Par Myrtille Rambion samedi 29 août 2009, à 14h51 | 4288 vues
Plus de: Berlin, Caster Semenya, genre, sexe, hormones

CHRONIQUE. La championne du monde du 800 m Caster Semenya a été au cœur de la plus grosse polémique des Mondiaux de Berlin. A son corps défendant. La Sud-Africaine a dû se plier à des tests de féminité. Une situation qui révolte tout un pays.

 

Caster SemenyaUne femme perdue dans la foule. Vision panoramique: ses cheveux tressés en arrière, un bras qui émerge de la marée humaine qui a convergé vers l'aéroport de Johannesburg. Jusqu'à ce mardi, le haut de survêtement jaune et vert, elle le voulait comme une cape d'invisibilité. Qu'on ne parle enfin plus d'elle, qu'on la laisse être, tout simplement, discrètement. Qu'on la laisse à la fois digérer et oublier cette finale du 800 m des Championnats du monde. Cette fois, ce survêtement lui permet d'être bien en évidence malgré le nombre. Car c'est par milliers qu'ils sont venus l'accueillir et la fêter. Elle. Leur «Première Dame du Sport», comme le proclament les pancartes qu'ils brandissent, ces adorateurs de la délégation d'athlètes sud-africains de retour de Berlin. Et elle en particulier. «Simplement la meilleure» ont écrit d'autres fans. Elle. «100% femme féminine», disent d'autres banderoles. Elle, Caster Semenya. Dix-huit ans. Championne du monde du 800 m. Jetée en pâture aux fauves du cirque médiatique telle une bête de foire.

Une question de genre

Ce jour-là, à Jo'Burg, puis à Prétoria, là où elle étudie, Caster Semenya a pu mesurer combien son pays tout entier la soutenait. Et quand on dit «tout le pays», c'est effectivement tout le pays. Jacob Zuma, le président de la République Sud-Africaine, et Nelson Mandela compris. Un temps au moins, la sportive aura laissé sur le bord de la piste les tests pratiqués par des gynécologues, des endocrinologues et des psychologues pour déterminer si oui ou non elle est femme. Si oui ou non, elle a mérité son titre de championne du monde. Si oui ou non, elle a concouru honnêtement.

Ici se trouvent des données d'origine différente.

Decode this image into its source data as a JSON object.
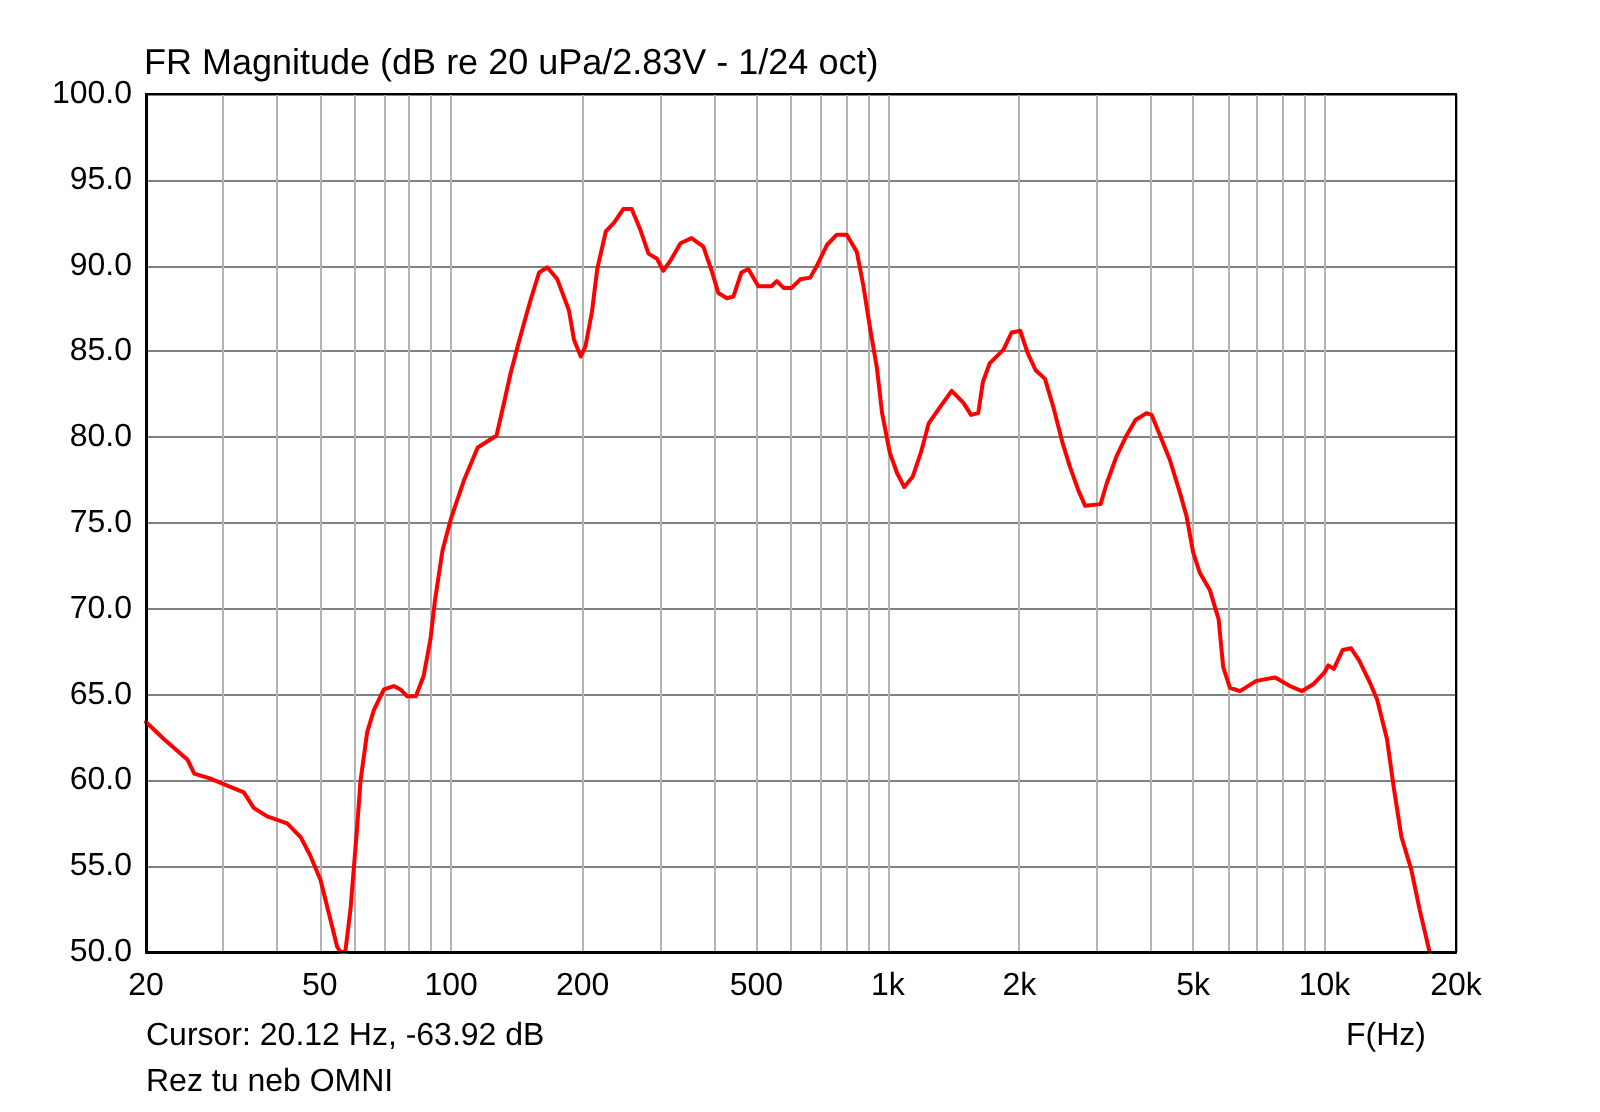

Caster Semenya était inconnue avant les Mondiaux de Berlin où elle s'est offert l'or après une course de 1'55''45. Soit un chrono hallucinant de plus de deux secondes d'avance sur ses deux plus proches poursuivantes. Cinq mètres dans la vue. «J'ai pris la tête dans les derniers 400 mètres, a commenté l'athlète, et je les ai tuées. Elles n'ont pas pu suivre la course. C'était génial !».

Retour des enquêtes de féminité

Cette performance sortie de nulle part, sa voix particulièrement rauque, sa morphologie, ont poussé les responsables de l'IAAF, la fédération internationale d'athlétisme, à diligenter une véritable enquête de genre. «Caster Semenya est-elle vraiment une femme?», se demandent-ils en substance.

Les enquêtes de féminité ont longtemps existé dans l'athlétisme mondial. Jusqu'au début des années 90, toute athlète voulant concourir au niveau international se devait de franchir les obstacles médicaux (comme un prélèvement de salive) pour se voir attribuer une «carte de féminité», sésame indispensable à l'inscription à un événement sportif homologué. Et puis, cette pratique a été abandonnée. Sans doute, entend-on çà et là, cet abandon a-t-il coïncidé avec l'arrivée sur le marché d'athlètes originaires de l'ancien Bloc de l'Est. Eh oui, les méfaits du dopage...

Et les retombées psychologiques?

Mais il ne faudrait pas tout mélanger. Dans le cas de Caster Semenya, avant même de s'intéresser aux résultats de ces tests qui ne devraient pas être connus avant plusieurs semaines, il ne saurait quoi qu'il en soit être question de tricherie intentionnelle. Pour cette jeune femme, ses amies, ses entraîneurs, son genre ne fait aucun doute. Femme elle a couru à Berlin, car femme elle est depuis toujours. Est-elle XX? Est-elle XY? Est-elle ni l'un ni l'autre? La réponse «scientifique» attendue mettra-t-elle aussitôt fin à la vague de douleur subie par cette jeune femme? Rien n'est moins sûr.

Alors, la grande question est surtout de savoir pourquoi les instances dirigeantes, si doute il y avait, ont laissé cette jeune femme s'aligner et remporter le titre mondial avant de lancer la polémique. Visiblement, elles n'ont pas pensé aux retombées psychologiques. Ou n'ont pas voulu le faire.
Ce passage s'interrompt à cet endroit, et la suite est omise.